• November 03, 2015

Information Security Overview

Telepath Data, Inc, dba Seventh Sense, maintains an active information security management system based on the framework outlined in the ISO 27001 standard. As a result of the ongoing process of risk analysis and mediation, information security policies are mandated and approved by the company management. These policies are classified for Internal Use only and may be shared with customers, partners and other parties on a need to know basis.

This page exists to answer commonly asked questions about the security policies, standards, guidelines and procedures that comprise the ISMS. Customers with additional questions should raise these through their Seventh Sense point of contact.

Security Policies

  • Information Security Organization

    The Information Security Management System applies to all internal and external services, products and staff, specifically including any contracted services necessary for the day-to-day operation of the company its services.

  • Information Classification

  • Access Control

    All administrative access must be over encrypted channels, using named roles and multi-factory authentication wherever possible.

  • Communications and Operations Management

    • Network Security

    • System Security

    • Data Storage

    • Log Management

    • Backup, Recovery and Archive

  • Software Development and Maintenance

  • Physical Security

  • Third Party Security

    All third party providers are held to the same security policies as internal staff.

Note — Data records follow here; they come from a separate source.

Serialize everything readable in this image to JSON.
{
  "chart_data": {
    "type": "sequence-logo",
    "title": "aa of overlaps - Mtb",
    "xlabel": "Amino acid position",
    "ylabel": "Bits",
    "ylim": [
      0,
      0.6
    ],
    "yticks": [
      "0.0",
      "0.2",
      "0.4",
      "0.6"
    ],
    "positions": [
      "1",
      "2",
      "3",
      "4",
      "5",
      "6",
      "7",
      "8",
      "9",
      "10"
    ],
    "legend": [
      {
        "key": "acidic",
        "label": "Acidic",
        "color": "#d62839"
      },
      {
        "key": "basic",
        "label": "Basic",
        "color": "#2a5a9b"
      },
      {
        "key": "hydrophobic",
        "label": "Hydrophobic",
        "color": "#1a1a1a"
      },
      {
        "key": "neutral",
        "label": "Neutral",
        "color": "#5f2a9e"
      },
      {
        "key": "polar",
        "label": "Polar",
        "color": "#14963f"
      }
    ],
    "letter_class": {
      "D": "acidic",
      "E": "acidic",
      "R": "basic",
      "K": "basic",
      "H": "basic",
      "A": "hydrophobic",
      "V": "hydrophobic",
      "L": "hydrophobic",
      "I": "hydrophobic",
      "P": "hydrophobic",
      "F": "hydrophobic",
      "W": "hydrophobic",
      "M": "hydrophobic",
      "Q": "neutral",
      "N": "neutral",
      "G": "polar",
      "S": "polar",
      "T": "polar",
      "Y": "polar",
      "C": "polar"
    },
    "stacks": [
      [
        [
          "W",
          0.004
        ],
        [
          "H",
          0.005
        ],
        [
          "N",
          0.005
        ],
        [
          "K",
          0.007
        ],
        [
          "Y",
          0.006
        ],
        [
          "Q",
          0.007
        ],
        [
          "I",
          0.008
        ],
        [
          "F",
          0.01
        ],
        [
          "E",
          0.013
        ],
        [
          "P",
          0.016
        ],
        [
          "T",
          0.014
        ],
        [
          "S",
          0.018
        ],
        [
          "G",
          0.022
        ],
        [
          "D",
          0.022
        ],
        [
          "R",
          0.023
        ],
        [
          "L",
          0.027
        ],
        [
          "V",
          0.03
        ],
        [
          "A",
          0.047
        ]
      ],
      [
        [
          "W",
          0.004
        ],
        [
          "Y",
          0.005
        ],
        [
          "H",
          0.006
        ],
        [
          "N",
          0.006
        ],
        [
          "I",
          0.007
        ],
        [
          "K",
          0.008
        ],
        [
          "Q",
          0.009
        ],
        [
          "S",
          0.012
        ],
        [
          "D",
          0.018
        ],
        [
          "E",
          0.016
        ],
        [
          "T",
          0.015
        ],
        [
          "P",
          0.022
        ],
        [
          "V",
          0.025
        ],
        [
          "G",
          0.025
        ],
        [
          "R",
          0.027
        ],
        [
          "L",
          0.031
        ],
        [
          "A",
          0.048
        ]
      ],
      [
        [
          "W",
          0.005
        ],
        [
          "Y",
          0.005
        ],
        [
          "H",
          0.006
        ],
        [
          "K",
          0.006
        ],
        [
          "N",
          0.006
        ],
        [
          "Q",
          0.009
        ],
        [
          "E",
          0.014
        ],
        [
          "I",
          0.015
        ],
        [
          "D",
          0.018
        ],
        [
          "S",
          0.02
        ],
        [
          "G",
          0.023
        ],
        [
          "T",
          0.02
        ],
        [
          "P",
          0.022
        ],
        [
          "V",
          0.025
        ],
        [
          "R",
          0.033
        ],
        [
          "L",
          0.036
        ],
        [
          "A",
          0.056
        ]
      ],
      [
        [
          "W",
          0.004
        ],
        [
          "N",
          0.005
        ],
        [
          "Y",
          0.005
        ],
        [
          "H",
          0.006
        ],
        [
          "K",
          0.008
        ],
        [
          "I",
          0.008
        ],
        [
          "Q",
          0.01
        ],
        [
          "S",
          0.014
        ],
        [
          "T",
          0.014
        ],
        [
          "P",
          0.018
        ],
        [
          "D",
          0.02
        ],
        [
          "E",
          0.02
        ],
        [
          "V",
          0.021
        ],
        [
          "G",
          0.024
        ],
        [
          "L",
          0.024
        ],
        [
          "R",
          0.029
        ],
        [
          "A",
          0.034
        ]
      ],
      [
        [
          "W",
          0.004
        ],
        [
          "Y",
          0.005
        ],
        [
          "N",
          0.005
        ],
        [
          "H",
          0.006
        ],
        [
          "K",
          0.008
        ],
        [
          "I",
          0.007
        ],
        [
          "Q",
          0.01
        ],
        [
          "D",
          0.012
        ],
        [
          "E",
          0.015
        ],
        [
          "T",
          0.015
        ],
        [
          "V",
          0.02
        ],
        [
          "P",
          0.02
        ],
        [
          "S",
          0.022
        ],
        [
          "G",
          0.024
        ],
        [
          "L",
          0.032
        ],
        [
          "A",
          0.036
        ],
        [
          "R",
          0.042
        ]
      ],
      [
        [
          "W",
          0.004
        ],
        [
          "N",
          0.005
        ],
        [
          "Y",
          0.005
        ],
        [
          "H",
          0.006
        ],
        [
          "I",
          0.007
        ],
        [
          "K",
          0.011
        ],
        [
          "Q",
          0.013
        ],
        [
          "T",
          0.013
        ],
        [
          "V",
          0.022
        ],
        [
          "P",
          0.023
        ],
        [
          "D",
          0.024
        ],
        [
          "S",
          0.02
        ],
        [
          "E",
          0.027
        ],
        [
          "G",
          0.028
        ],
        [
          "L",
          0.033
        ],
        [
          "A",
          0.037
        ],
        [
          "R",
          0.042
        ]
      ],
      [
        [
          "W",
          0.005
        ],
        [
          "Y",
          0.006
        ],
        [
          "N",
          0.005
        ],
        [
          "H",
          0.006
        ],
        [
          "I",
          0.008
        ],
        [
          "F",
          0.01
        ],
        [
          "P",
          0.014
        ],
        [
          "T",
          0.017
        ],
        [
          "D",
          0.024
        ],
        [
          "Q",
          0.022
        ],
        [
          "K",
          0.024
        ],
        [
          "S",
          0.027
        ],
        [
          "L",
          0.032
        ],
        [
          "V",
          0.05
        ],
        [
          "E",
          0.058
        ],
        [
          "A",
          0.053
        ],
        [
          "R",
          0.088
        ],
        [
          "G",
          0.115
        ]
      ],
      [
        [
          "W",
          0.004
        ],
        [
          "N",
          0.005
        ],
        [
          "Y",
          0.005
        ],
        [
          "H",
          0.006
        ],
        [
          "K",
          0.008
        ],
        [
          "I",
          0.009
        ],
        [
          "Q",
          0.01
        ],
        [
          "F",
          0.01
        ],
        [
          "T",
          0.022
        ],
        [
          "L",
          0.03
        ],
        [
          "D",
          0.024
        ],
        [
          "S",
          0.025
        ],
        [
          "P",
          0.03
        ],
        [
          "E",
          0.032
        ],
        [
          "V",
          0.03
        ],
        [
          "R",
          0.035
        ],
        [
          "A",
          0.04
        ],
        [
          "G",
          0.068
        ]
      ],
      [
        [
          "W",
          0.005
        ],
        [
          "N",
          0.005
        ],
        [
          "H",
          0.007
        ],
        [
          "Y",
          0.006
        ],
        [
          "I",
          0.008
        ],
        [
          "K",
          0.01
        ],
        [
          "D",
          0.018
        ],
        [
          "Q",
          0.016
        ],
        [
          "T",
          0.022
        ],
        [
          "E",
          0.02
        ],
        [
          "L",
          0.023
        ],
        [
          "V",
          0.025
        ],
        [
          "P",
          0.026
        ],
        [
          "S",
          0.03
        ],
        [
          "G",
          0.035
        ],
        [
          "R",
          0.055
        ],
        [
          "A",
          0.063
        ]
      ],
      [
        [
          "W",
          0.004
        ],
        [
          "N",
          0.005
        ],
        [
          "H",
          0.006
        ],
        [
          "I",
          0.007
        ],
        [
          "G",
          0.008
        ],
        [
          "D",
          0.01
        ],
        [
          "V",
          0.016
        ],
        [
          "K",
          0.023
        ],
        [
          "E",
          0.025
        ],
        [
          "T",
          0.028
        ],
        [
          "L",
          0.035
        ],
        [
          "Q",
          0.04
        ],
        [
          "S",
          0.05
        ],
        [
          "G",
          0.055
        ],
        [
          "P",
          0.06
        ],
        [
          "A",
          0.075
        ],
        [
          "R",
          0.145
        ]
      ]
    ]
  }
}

  • Human Resources Security

  • Compliance

  • Incident Management

  • Business Continuity

Security Standards

  1. Network Security Standards

    • All production network endpoints must be protected by default-deny access rules.

    • All authenticated network access and data transfers outside the production network must be encrypted with TLS or equivalent.

  2. System Security Standards

    • All systems are configured with centralized access control.

    • All systems are provisioned from a reproducible "gold master", allowing rapid rebuild and return to functionality in case of hardware failure.

  3. Data Storage Standards

    • All credentials must be stored according to best practice using key-derivation functions.

  4. Log Management Standards

    • All systems and applications are configured for centralized log consolidation with 2 weeks of log retention at minimum.

  5. Backup, Recovery and Archive

    • Wherever possible, systems should be fully reproducible from source. These sources should be stored in revision control and used for deployments regularly to ensure they remain usable.

    • All systems storing persistent data must be backed up to meet or exceed the current RTO/RPO target.